The typical small business with less than 50 employees isn’t required to offer insurance.

Five: But the Affordable Care Act WILL Affect All of Us in Some Way

Your business might not be directly affected by the Affordable Care Act, but all of us will be affected by the ACA in some way in 2014. It’s impossible to adequately summarize everything in one short paragraph, but examples include: the requirement that all individuals maintain health insurance, and surtaxes on wages and investment income if total income is above certain levels.

Six: Timing of major purchases

Accountants tend to throw out one universal piece of advice this time of year: buy assets, supplies, etc. before December 31 to reduce your tax liability this year. I’m not one of those accountants who just tosses this out as universal advice, because it may or may not be a good idea.
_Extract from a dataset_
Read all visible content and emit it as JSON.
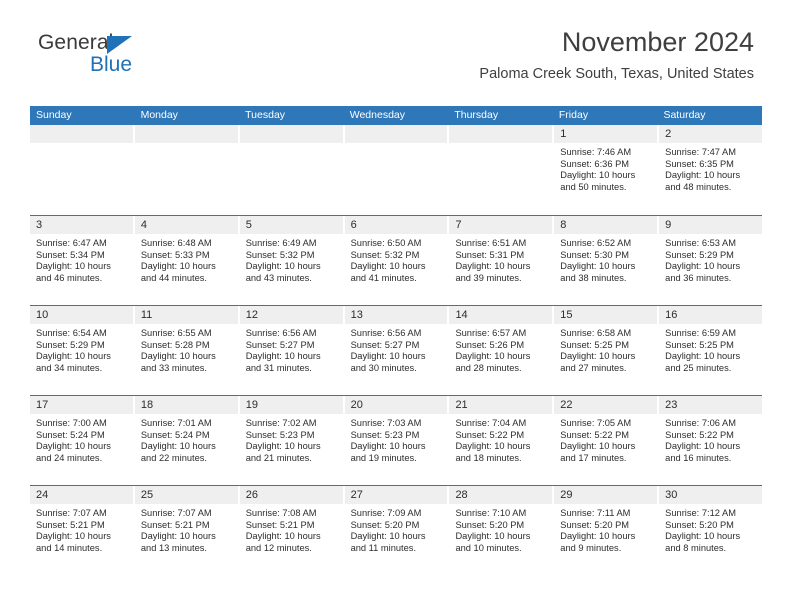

Stuffing as many purchases as possible into 2013 makes sense if you think your income is going to be higher in 2013 than in 2014. But if you think your income will be higher in 2014, it probably makes sense to wait until 2014 to make those purchases, so you can take the deduction when your income is higher.

Also, it’s poor planning to buy “things” just for the sake of getting a tax deduction. The deduction is nice, but if you don’t have a clear business purpose for making a purchase, then you’re wasting your money.